Section 1:
Suppose I only launch a single warp and all threads of the launched warp need to update the same 4 byte address in shared memory.
_shared__ int a[5];
a[2] = 5;
suppose all threads of a warp need to update a[2] = 6.
Assumption : (1)warp consist of 32 threads, (2) a few lines later in all scenarios I have a syncthreads(), (3) all data is single precision
(scenario a)
__global__ void test_kernel()
{
__shared__ int a[5];
a[2] = 6;
}
from a warp’s context (scenario a) should execute in the same clock cycle, since all threads of the warp write to the same shared memory location.
(scenario b)
__global__ void test_kernel()
{
__shared__ int a[5];
if(threadIdx.x == 1) a[2] = 6;
}
(scenario b) should execute in single clock cycle.
(scenario c)
__global__ void test_kernel()
{
__shared__ int a[5];
if(threadIdx.x == 31) a[2] = 6;
}
(scenario c) should execute in the same single clock cycle.
Question 1 : In the above scenarios - (a), (b) and (c) , each seem to finish in a single clock cycle. So from performance point of view are (a), (b) and (c) equivalent or is one better than the other. If any one of (a), (b), (c) is better than the other, could you please let me know why ?

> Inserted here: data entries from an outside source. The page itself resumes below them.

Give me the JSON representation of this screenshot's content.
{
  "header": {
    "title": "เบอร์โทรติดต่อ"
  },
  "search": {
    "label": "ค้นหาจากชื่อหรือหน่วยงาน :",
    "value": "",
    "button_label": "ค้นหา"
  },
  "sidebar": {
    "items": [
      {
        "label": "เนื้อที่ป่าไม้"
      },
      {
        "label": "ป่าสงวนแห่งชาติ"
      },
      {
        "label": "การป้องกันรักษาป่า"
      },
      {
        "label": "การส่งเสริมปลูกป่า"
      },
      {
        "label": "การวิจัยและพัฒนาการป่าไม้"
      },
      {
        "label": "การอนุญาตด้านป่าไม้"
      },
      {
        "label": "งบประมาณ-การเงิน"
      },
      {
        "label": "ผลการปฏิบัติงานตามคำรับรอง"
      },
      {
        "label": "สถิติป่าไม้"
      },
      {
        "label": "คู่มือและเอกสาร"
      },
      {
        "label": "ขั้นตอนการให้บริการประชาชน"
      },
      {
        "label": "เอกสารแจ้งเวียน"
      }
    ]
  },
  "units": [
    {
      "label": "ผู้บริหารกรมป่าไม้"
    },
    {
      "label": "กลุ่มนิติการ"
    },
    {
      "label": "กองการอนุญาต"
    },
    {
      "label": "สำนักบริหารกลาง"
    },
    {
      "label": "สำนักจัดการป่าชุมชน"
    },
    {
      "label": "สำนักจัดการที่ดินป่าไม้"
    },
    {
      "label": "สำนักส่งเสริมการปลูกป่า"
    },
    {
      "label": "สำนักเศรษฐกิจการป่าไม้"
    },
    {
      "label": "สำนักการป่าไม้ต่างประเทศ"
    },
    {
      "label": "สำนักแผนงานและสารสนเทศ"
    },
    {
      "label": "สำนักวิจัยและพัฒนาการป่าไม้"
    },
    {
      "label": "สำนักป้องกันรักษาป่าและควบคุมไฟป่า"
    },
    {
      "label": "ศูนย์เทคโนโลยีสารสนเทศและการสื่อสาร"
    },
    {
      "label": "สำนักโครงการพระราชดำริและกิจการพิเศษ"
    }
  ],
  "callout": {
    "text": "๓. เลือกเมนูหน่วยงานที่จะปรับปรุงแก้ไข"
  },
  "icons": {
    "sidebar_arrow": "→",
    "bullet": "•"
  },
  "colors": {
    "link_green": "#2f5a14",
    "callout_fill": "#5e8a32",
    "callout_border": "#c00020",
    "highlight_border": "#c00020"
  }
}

Question 2: I have often read memory gets requested in size of 32 bytes , 64 bytes or 128 bytes. But a warp has 32 threads and in context to single precision, 128 bytes (32 * 4 byes = 128 bytes) of cache line or memory should get requested. So, in what scenario does 32 bytes or 64 bytes of memory get requested?
Section 2:
For A100 GPU, a block is allowed 1024 threads and 48 KB of static shared memory. Right now my block size is 1024 threads and I am using 32KB of shared memory . The kernel I wrote did not get executed. Upon canonical error checking using cudaPeekAtLastError, I see the error message 'too many resources requested for launch test_tslu_block.cu 75 '.
test_tslu_block.cu is my code that lunches a kernel call at line 74 and at line 75 I have cudaPeekAtLastError.
//line 74 - launch_kernel_xyz<<<>>>()
//line 75 - cudaPeekAtLastError()
If i change my block size from 1024 threads to 512 threads, the kernel gets executed successfully. And I am only using 32 kb of shared memory less than 48 kb allowed for a block. I am not sure how to make my kernel run with a block size of 1024 threads, since I do not know what excess resources my kernel is requesting when block size is 1024.
Question : how do I investigate, what excess resources my kernel is requesting when my block size is 1024 threads?